「逆さまの夢の迷宮」

地の底に広がる迷宮のような空間。
それは誰も踏み入れたことのない、古びた地下道だった。
町に住む人々の中で、地下道の存在を知っている者はごくわずかであった。
噂では、地下道の奥には「実」体験できる夢のような世界が広がっていると言われ、さらには「露」にまみれた美しい景色が待っているとも伝えられていた。
しかし、その美しさには代償が伴い、誰もその真相を確かめようとはしなかった。

そんなある日、ひとりの若者が好奇心から地下道に足を踏み入れた。
彼の名は天野。
幼い頃から語り継がれる伝説に魅了され、実際にその世界を見てみたいという衝動に駆られたのだった。
薄暗い地下道の中、彼はランタンを手に真っ直ぐ進んでいった。

進むにつれ、周囲は次第に静寂に包まれ、心臓の鼓動だけが響く。
その瞬間、彼は何かが間違っていることに気づいた。
視界の端にちらりと見えた影は、まるで人の形をしているかのようだった。
しかし彼は恐怖を振り払いつつ、さらに進んだ。
すると突然、向こうからかすかな声が聞こえてきた。
「助けて…」その声は彼の心をかき乱すものだった。

興味を持った天野は声の主を探し続けた。
行く先々で、奇妙な空間が広がっているのに気づく。
周囲には美しい花々が咲き乱れ、甘い香りが漂っていた。
まるで夢の中にいるかのようだ。
しかし、心の奥底で不安が広がってくる。
この景色がどこか偽物だと感じていた。
すると、ふと彼の目の前に現れたのは、かつて彼が知っている少女の姿だった。
彼女は微笑みを浮かべながら、彼に手を差し出した。

「待ってたの。ここで一緒に遊ぼうよ。」彼女の声は甘く響き、まるで夢のようだった。
しかし、背筋に冷たいものが走り、彼はその声に拒絶を感じた。
彼が反応を示さないと、少女の表情は徐々に険しくなり、声は次第に尖り始めた。
「あなたが私を忘れてしまったの?」

その瞬間、理解した。
彼女は自分の幼なじみで、かつて彼が地下道の噂に興味を持たずに無関心でいたせいで、地下道に取り込まれた幻影だったのだ。
彼女の美しさは、実のところは「露」に過ぎず、彼自身の心の奥底に潜んでいた罪悪感が具現化したものだった。

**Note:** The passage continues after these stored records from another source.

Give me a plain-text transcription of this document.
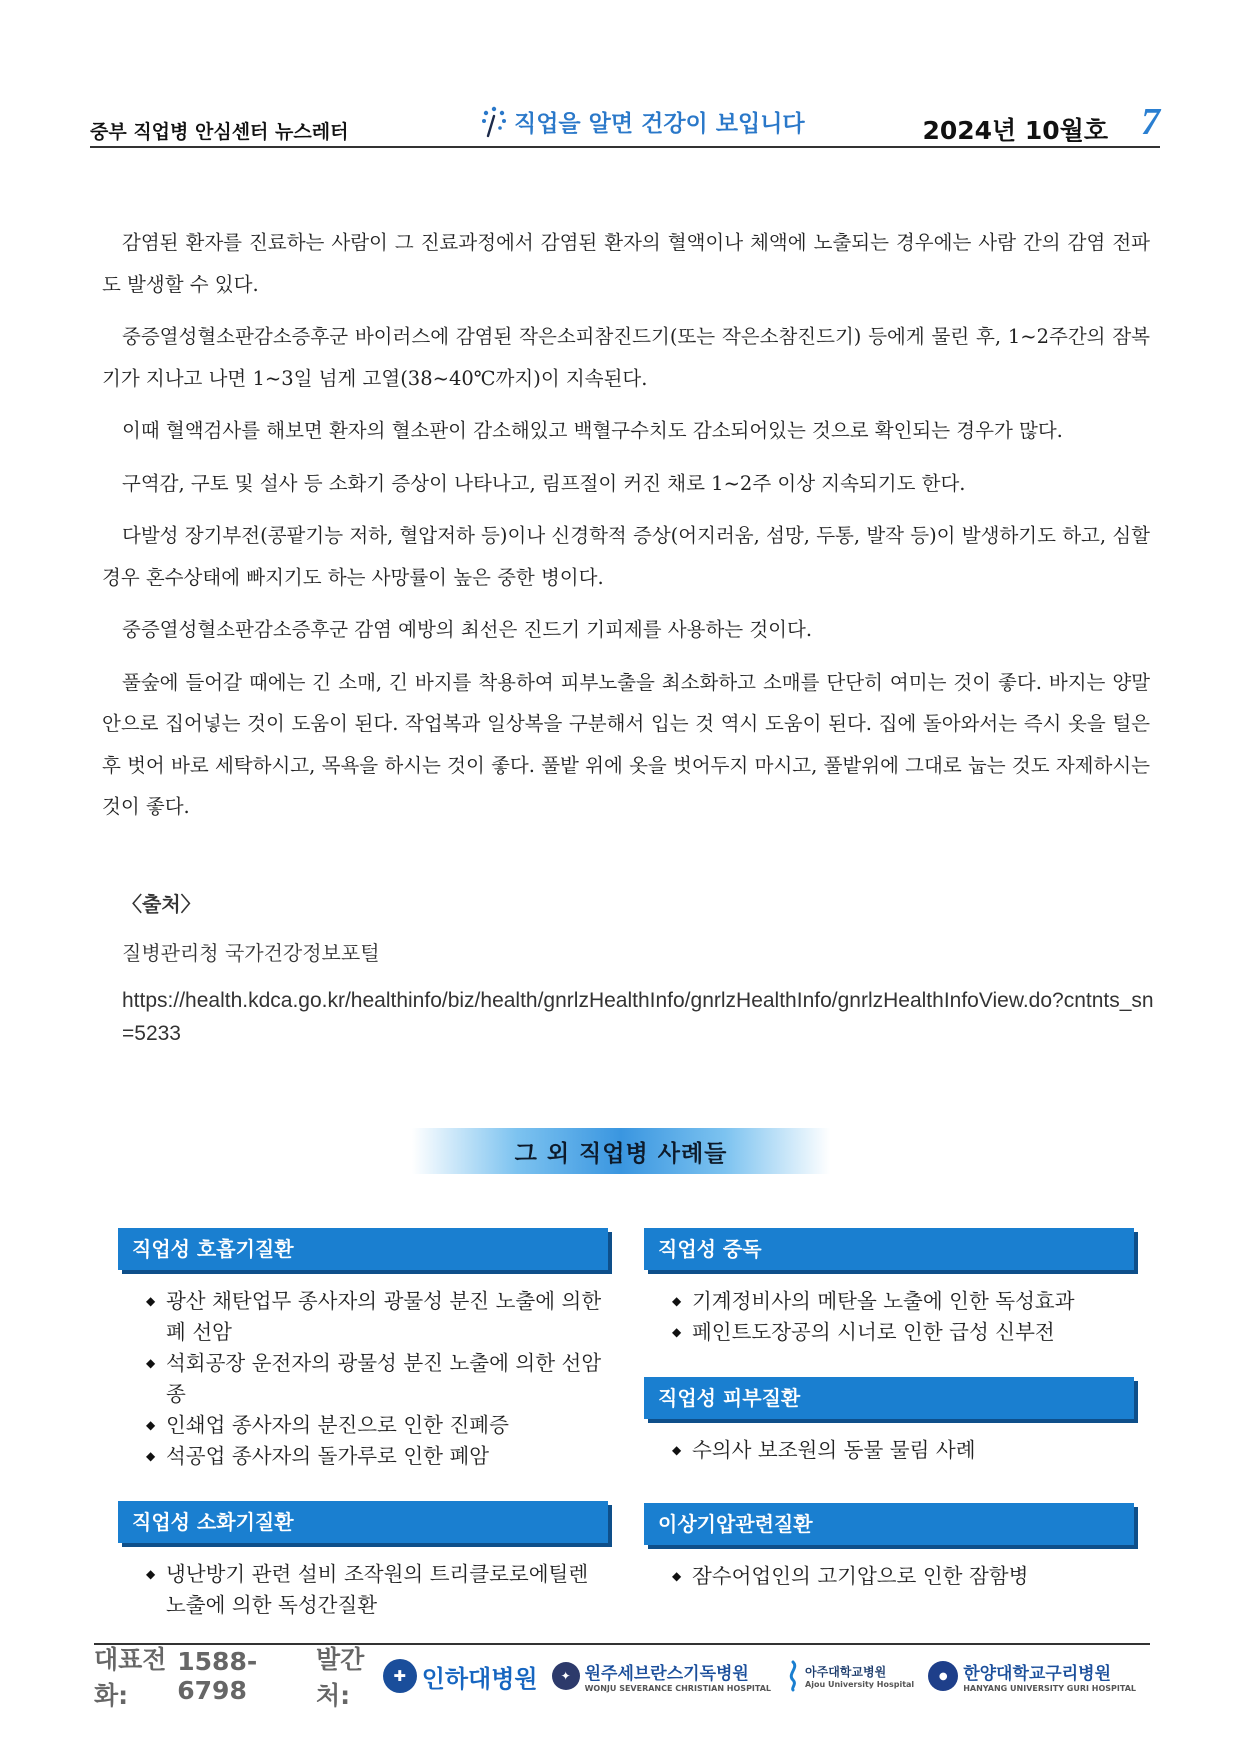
중부 직업병 안심센터 뉴스레터	직업을 알면 건강이 보입니다	2024년 10월호 7

감염된 환자를 진료하는 사람이 그 진료과정에서 감염된 환자의 혈액이나 체액에 노출되는 경우에는 사람 간의 감염 전파도 발생할 수 있다.

중증열성혈소판감소증후군 바이러스에 감염된 작은소피참진드기(또는 작은소참진드기) 등에게 물린 후, 1~2주간의 잠복기가 지나고 나면 1~3일 넘게 고열(38~40℃까지)이 지속된다.

이때 혈액검사를 해보면 환자의 혈소판이 감소해있고 백혈구수치도 감소되어있는 것으로 확인되는 경우가 많다.

구역감, 구토 및 설사 등 소화기 증상이 나타나고, 림프절이 커진 채로 1~2주 이상 지속되기도 한다.

다발성 장기부전(콩팥기능 저하, 혈압저하 등)이나 신경학적 증상(어지러움, 섬망, 두통, 발작 등)이 발생하기도 하고, 심할 경우 혼수상태에 빠지기도 하는 사망률이 높은 중한 병이다.

중증열성혈소판감소증후군 감염 예방의 최선은 진드기 기피제를 사용하는 것이다.

풀숲에 들어갈 때에는 긴 소매, 긴 바지를 착용하여 피부노출을 최소화하고 소매를 단단히 여미는 것이 좋다. 바지는 양말 안으로 집어넣는 것이 도움이 된다. 작업복과 일상복을 구분해서 입는 것 역시 도움이 된다. 집에 돌아와서는 즉시 옷을 털은 후 벗어 바로 세탁하시고, 목욕을 하시는 것이 좋다. 풀밭 위에 옷을 벗어두지 마시고, 풀밭위에 그대로 눕는 것도 자제하시는 것이 좋다.

〈출처〉
질병관리청 국가건강정보포털
https://health.kdca.go.kr/healthinfo/biz/health/gnrlzHealthInfo/gnrlzHealthInfo/gnrlzHealthInfoView.do?cntnts_sn=5233
그 외 직업병 사례들
직업성 호흡기질환
◆ 광산 채탄업무 종사자의 광물성 분진 노출에 의한 폐 선암
◆ 석회공장 운전자의 광물성 분진 노출에 의한 선암종
◆ 인쇄업 종사자의 분진으로 인한 진폐증
◆ 석공업 종사자의 돌가루로 인한 폐암
직업성 소화기질환
◆ 냉난방기 관련 설비 조작원의 트리클로로에틸렌 노출에 의한 독성간질환
직업성 중독
◆ 기계정비사의 메탄올 노출에 인한 독성효과
◆ 페인트도장공의 시너로 인한 급성 신부전
직업성 피부질환
◆ 수의사 보조원의 동물 물림 사례
이상기압관련질환
◆ 잠수어업인의 고기압으로 인한 잠함병
대표전화:
1588-6798
발간처:
✚ 인하대병원	✦ 원주세브란스기독병원
WONJU SEVERANCE CHRISTIAN HOSPITAL
아주대학교병원
Ajou University Hospital
● 한양대학교구리병원
HANYANG UNIVERSITY GURI HOSPITAL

恐怖心から逃れたい天野は、彼女の手を振り払って後退した。
しかし、次の瞬間、彼の足元が崩れ、地下道の奥へと引きずられていく。
彼はどんどん深く、見えない闇の中へ落ちていった。
声は次第に大きくなり、彼の耳の中で反響する。
「助けて…忘れないで…。私のことを思い出して、お願い…!」

彼は恐怖に駆られて、地の底の暗闇を彷徨い続けた。
美しい幻想は次第に崩れ、彼の心の恐れが本物の影に変わっていく。
それは彼自身が引き起こした結果だった。
自らの無関心が、圧倒的な痛みを伴う現実に変わり果てる様を、彼はただ見つめるしかなかった。

天野は永遠にここの迷宮に閉じ込められ、時を超えてかつての少女の声を耳にするだろう。
美しかった景色は、次第に彼の思い出として残り、彼の心の奥深くに眠ることになるだろう。
そして、彼の記憶の中で時間が繰り返し、地下道へと向かう新たな足音を待つのであった。